August 21, 2013 by Heather Wiatrowski
I’m pleased to announce that my lab has a paper out in Archives of Microbiology!
Here you can find a link to the paper.
The title of this paper is Identification of a possible respiratory arsenate reductase in Denitrovibrio
acetiphilus, a member of the phylum Deferribacteres.
This body of work began when members of my 2009 First Year Seminar class, Annotation of a Microbial Genome, identified a number of possible complex iron-sulfur molybdoenzymes (CISMs) in the genome of a strain of Denitrovibrio acetiphilus. These enzymes can be used by organisms to “breathe” compounds such as selenate, arsenate, perchlorate, dimethyl sulfoxide, and nitrate. We were working on this genome through the Joint Genome Institute’s Interpret a Genome for Education Program. I’ve had students collaborating with this project ever since, and can’t say enough wonderful things about the program.
Based on our in silico results, we hypothesized that Denitrovibrio acetiphilus would be able to use arsenate, selenate, and dimethyl sulfoxide as terminal electron acceptors. Kyle Denton demonstrated that the organism could grow with these terminal electron acceptors provided, and demonstrated reduction of arsenate to arsenite in growing cultures. He then determined that the gene identified by our first year students as a possible arsenate reductase was induced in the presence of arsenate.

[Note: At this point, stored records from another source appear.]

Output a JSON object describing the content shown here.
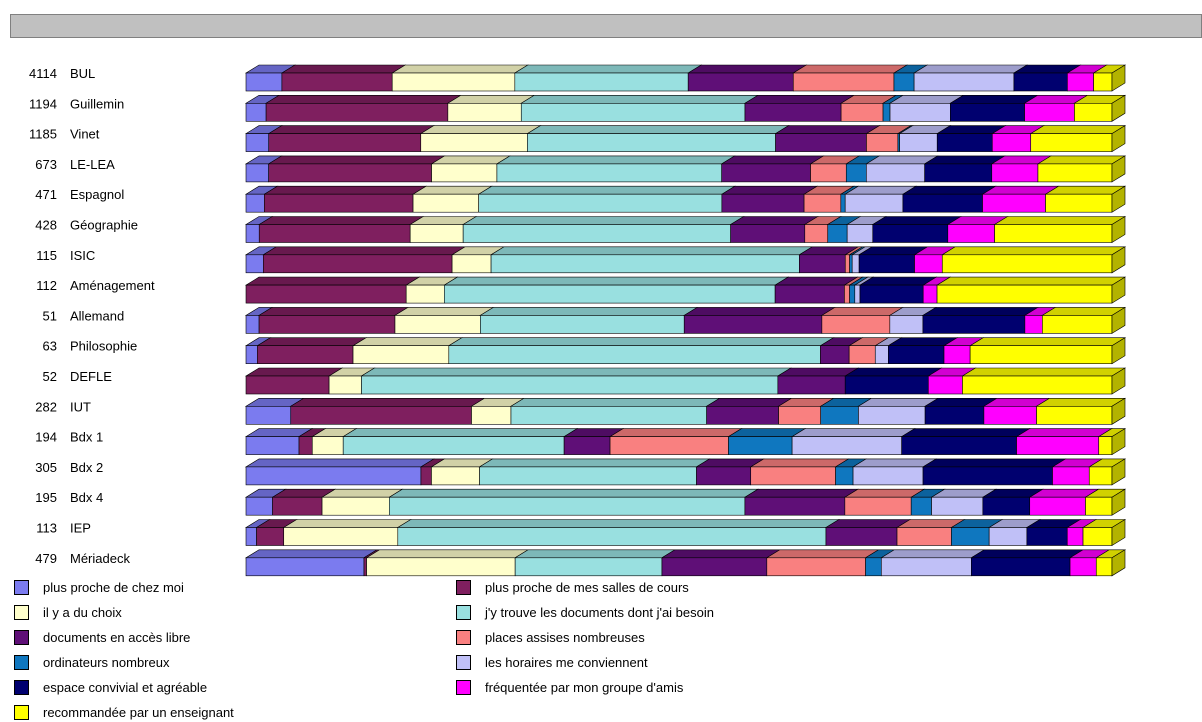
{
  "chart_data": {
    "type": "bar",
    "orientation": "horizontal",
    "stacked": true,
    "normalized": true,
    "three_d": true,
    "legend_position": "bottom",
    "categories": [
      {
        "count": "4114",
        "name": "BUL"
      },
      {
        "count": "1194",
        "name": "Guillemin"
      },
      {
        "count": "1185",
        "name": "Vinet"
      },
      {
        "count": "673",
        "name": "LE-LEA"
      },
      {
        "count": "471",
        "name": "Espagnol"
      },
      {
        "count": "428",
        "name": "Géographie"
      },
      {
        "count": "115",
        "name": "ISIC"
      },
      {
        "count": "112",
        "name": "Aménagement"
      },
      {
        "count": "51",
        "name": "Allemand"
      },
      {
        "count": "63",
        "name": "Philosophie"
      },
      {
        "count": "52",
        "name": "DEFLE"
      },
      {
        "count": "282",
        "name": "IUT"
      },
      {
        "count": "194",
        "name": "Bdx 1"
      },
      {
        "count": "305",
        "name": "Bdx 2"
      },
      {
        "count": "195",
        "name": "Bdx 4"
      },
      {
        "count": "113",
        "name": "IEP"
      },
      {
        "count": "479",
        "name": "Mériadeck"
      }
    ],
    "series": [
      {
        "name": "plus proche de chez moi",
        "color": "#7b7bef",
        "values": [
          4.1,
          2.3,
          2.6,
          2.6,
          2.1,
          1.5,
          2.0,
          0,
          1.5,
          1.3,
          0,
          5.1,
          6.0,
          20.0,
          3.0,
          1.2,
          13.5
        ]
      },
      {
        "name": "plus proche de mes salles de cours",
        "color": "#7f1f5f",
        "values": [
          12.6,
          20.8,
          17.4,
          18.7,
          17.0,
          17.1,
          21.8,
          18.5,
          15.6,
          11.0,
          9.5,
          20.6,
          1.5,
          1.2,
          5.6,
          3.1,
          0.3
        ]
      },
      {
        "name": "il y a du choix",
        "color": "#ffffcc",
        "values": [
          14.0,
          8.4,
          12.2,
          7.5,
          7.5,
          6.0,
          4.5,
          4.4,
          9.8,
          11.0,
          3.7,
          4.5,
          3.5,
          5.5,
          7.6,
          13.0,
          17.0
        ]
      },
      {
        "name": "j'y trouve les documents dont j'ai besoin",
        "color": "#99e0e0",
        "values": [
          19.8,
          25.6,
          28.4,
          25.8,
          27.8,
          30.3,
          35.6,
          38.2,
          23.4,
          42.7,
          47.6,
          22.3,
          25.0,
          24.8,
          40.2,
          48.8,
          16.8
        ]
      },
      {
        "name": "documents en accès libre",
        "color": "#5f0f77",
        "values": [
          12.0,
          11.0,
          10.4,
          10.2,
          9.4,
          8.4,
          5.3,
          8.0,
          15.8,
          3.3,
          7.7,
          8.2,
          5.2,
          6.2,
          11.3,
          8.1,
          12.0
        ]
      },
      {
        "name": "places assises nombreuses",
        "color": "#f98080",
        "values": [
          11.5,
          4.8,
          3.6,
          4.1,
          4.2,
          2.6,
          0.5,
          0.6,
          7.8,
          3.0,
          0,
          4.8,
          13.4,
          9.7,
          7.5,
          6.2,
          11.3
        ]
      },
      {
        "name": "ordinateurs nombreux",
        "color": "#0f77bf",
        "values": [
          2.3,
          0.8,
          0.2,
          2.3,
          0.5,
          2.2,
          0.3,
          0.6,
          0,
          0,
          0,
          4.3,
          7.2,
          2.0,
          2.3,
          4.3,
          1.8
        ]
      },
      {
        "name": "les horaires me conviennent",
        "color": "#c0c0f7",
        "values": [
          11.4,
          6.9,
          4.3,
          6.7,
          6.6,
          2.9,
          0.8,
          0.6,
          3.8,
          1.5,
          0,
          7.6,
          12.4,
          8.0,
          5.8,
          4.3,
          10.3
        ]
      },
      {
        "name": "espace convivial et agréable",
        "color": "#00006f",
        "values": [
          6.1,
          8.5,
          6.3,
          7.7,
          9.1,
          8.5,
          6.4,
          7.3,
          11.7,
          6.4,
          9.5,
          6.7,
          13.0,
          14.8,
          5.3,
          4.6,
          11.3
        ]
      },
      {
        "name": "fréquentée par mon groupe d'amis",
        "color": "#ff00ff",
        "values": [
          3.0,
          5.7,
          4.4,
          5.3,
          7.2,
          5.3,
          3.2,
          1.6,
          2.0,
          3.0,
          3.9,
          6.0,
          9.3,
          4.2,
          6.3,
          1.8,
          3.0
        ]
      },
      {
        "name": "recommandée par un enseignant",
        "color": "#ffff00",
        "values": [
          2.1,
          4.3,
          9.3,
          8.5,
          7.6,
          13.3,
          19.6,
          20.2,
          8.0,
          16.3,
          17.1,
          8.6,
          1.5,
          2.6,
          3.0,
          3.3,
          1.8
        ]
      }
    ]
  }
}
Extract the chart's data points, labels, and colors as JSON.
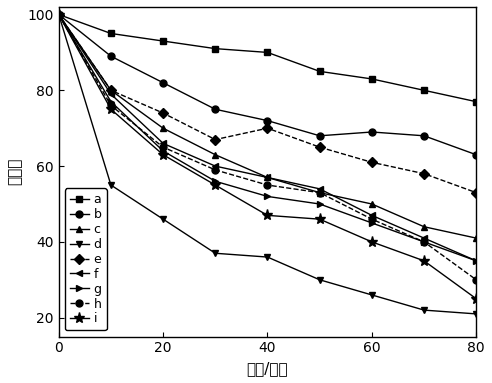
{
  "title": "",
  "xlabel": "时间/分钟",
  "ylabel": "降解率",
  "xlim": [
    0,
    80
  ],
  "ylim": [
    15,
    102
  ],
  "yticks": [
    20,
    40,
    60,
    80,
    100
  ],
  "xticks": [
    0,
    20,
    40,
    60,
    80
  ],
  "series": [
    {
      "label": "a",
      "marker": "s",
      "linestyle": "-",
      "x": [
        0,
        10,
        20,
        30,
        40,
        50,
        60,
        70,
        80
      ],
      "y": [
        100,
        95,
        93,
        91,
        90,
        85,
        83,
        80,
        77
      ]
    },
    {
      "label": "b",
      "marker": "o",
      "linestyle": "-",
      "x": [
        0,
        10,
        20,
        30,
        40,
        50,
        60,
        70,
        80
      ],
      "y": [
        100,
        89,
        82,
        75,
        72,
        68,
        69,
        68,
        63
      ]
    },
    {
      "label": "c",
      "marker": "^",
      "linestyle": "-",
      "x": [
        0,
        10,
        20,
        30,
        40,
        50,
        60,
        70,
        80
      ],
      "y": [
        100,
        80,
        70,
        63,
        57,
        53,
        50,
        44,
        41
      ]
    },
    {
      "label": "d",
      "marker": "v",
      "linestyle": "-",
      "x": [
        0,
        10,
        20,
        30,
        40,
        50,
        60,
        70,
        80
      ],
      "y": [
        100,
        55,
        46,
        37,
        36,
        30,
        26,
        22,
        21
      ]
    },
    {
      "label": "e",
      "marker": "D",
      "linestyle": "--",
      "x": [
        0,
        10,
        20,
        30,
        40,
        50,
        60,
        70,
        80
      ],
      "y": [
        100,
        80,
        74,
        67,
        70,
        65,
        61,
        58,
        53
      ]
    },
    {
      "label": "f",
      "marker": "<",
      "linestyle": "-",
      "x": [
        0,
        10,
        20,
        30,
        40,
        50,
        60,
        70,
        80
      ],
      "y": [
        100,
        79,
        66,
        60,
        57,
        54,
        47,
        41,
        35
      ]
    },
    {
      "label": "g",
      "marker": ">",
      "linestyle": "-",
      "x": [
        0,
        10,
        20,
        30,
        40,
        50,
        60,
        70,
        80
      ],
      "y": [
        100,
        77,
        64,
        56,
        52,
        50,
        45,
        40,
        35
      ]
    },
    {
      "label": "h",
      "marker": "o",
      "linestyle": "--",
      "x": [
        0,
        10,
        20,
        30,
        40,
        50,
        60,
        70,
        80
      ],
      "y": [
        100,
        76,
        65,
        59,
        55,
        53,
        46,
        40,
        30
      ]
    },
    {
      "label": "i",
      "marker": "*",
      "linestyle": "-",
      "x": [
        0,
        10,
        20,
        30,
        40,
        50,
        60,
        70,
        80
      ],
      "y": [
        100,
        75,
        63,
        55,
        47,
        46,
        40,
        35,
        25
      ]
    }
  ],
  "color": "black",
  "markersize": 5,
  "linewidth": 1.0,
  "legend_fontsize": 9,
  "axis_fontsize": 11,
  "tick_fontsize": 10
}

This has really been a fun project to work on, because I’ve been able to see all my students develop. Kyle used this as part of his master’s thesis, and did such a great job writing it that I barely had to bug him for details during the writing process. He’s working on a PhD at the University of Connecticut right now.
It was also a joy to work with the first year students, and engage entering students in “real” research. Many students from my cohort have gone on to do research in other faculty members labs, and I think about half of them are currently in our master’s program.
I’m so proud of everyone involved in this project! Thanks, folks!